DEMO executive producer Chris Shipley isn't sure what to call the evolution of Web 2.0 software and applications, but she is sure of one thing: It shouldn't be called Web 3.0.
"If anything, I think I'd call it the 'distributed web,'" says Shipley, whose DEMOfall '08 convention, a Network World event, kicks off in the US this week. "It's different from the traditional Web, because it's really not about attracting people to individual Web sites, but about distributing information and applications to Web sites and devices where people are accessing and consuming information."
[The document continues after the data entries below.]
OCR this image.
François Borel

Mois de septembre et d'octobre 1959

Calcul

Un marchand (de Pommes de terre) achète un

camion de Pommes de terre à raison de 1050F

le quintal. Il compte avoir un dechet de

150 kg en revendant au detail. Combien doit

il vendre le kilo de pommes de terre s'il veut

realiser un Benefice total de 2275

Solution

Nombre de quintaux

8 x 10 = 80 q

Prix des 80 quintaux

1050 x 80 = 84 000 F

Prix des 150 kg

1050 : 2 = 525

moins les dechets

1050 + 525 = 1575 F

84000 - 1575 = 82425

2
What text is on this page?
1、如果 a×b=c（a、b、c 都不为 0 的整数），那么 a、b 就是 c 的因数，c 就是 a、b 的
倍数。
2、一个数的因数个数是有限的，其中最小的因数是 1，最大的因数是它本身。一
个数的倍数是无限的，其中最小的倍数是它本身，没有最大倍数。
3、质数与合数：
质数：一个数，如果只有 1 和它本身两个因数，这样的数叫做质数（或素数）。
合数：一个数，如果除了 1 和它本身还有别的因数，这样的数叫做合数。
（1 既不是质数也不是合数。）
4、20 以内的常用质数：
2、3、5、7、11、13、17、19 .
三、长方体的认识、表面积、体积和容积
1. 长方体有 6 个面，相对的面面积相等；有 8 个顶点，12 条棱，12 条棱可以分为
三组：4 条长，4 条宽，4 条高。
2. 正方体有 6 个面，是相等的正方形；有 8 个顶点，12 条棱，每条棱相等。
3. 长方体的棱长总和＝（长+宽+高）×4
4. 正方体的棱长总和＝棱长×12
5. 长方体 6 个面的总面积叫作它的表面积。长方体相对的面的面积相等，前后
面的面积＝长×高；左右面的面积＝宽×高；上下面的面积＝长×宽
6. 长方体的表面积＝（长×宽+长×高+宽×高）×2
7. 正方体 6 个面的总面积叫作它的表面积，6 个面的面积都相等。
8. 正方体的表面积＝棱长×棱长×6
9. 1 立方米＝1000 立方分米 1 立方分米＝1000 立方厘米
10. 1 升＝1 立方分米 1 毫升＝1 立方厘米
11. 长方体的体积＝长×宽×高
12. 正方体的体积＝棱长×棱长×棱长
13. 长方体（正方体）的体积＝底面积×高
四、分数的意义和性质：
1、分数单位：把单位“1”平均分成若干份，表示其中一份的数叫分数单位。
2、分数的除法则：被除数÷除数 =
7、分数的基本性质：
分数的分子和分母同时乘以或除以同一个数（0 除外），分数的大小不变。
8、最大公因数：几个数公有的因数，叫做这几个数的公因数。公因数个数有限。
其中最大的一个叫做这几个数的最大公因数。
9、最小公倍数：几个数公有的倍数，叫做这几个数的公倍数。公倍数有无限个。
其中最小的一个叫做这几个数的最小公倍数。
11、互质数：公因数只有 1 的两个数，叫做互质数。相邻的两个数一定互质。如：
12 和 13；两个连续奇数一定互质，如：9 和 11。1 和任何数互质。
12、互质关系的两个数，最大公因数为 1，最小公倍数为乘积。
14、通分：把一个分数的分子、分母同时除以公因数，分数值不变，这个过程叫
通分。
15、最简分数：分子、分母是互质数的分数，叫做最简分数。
As Shipley tells it, the distributed Web will be a game-changer for content creators, advertisers and consumers, as it will primarily work to push content out to users whether on their personal computers, their cell phones or their consumer electronics gadgets. The result, she says, will be an increase in more collaborative computing that will allow more users to make direct decisions in corporate projects, and not have to rely on typical top-down approaches where only project managers get to call the shots.
So with an eye on new distributed Web technologies, here's a look at some of the new enterprise products that will be on display.
Lanxoma: In response to the well-established reality of the inside threat, Unity Solutions has developed Lanxoma, a surveillance system that monitors and records every action done by an employee on the IT system. According to the company, management has the ability to review IT workers' every move in real time. DEMO says Lanxoma is supposed to provide incentive against IT workers defrauding their own companies, and says it provides corporate managers with the tools to "stop fraud before it happens."
SkyData: This application lets companies send corporate data to employee mobile devices on demand. The application's key feature is that it keeps data within the cloud to be pushed out to devices, rather than requiring employees to log on to a Web browser to extract it. In other words, SkyData is a distributed Web application that brings data to the user, rather than having the user get the data themselves.
"We've seen a lot of attempts for data integration out to mobile devices, and this is the first one that starts to really get it right," Shipley says. "It's outside the Web browser, which means data can be moved more directly into the application space."
SkyData integrates several sources of information, including CRM, social networks, and back office and business profiles.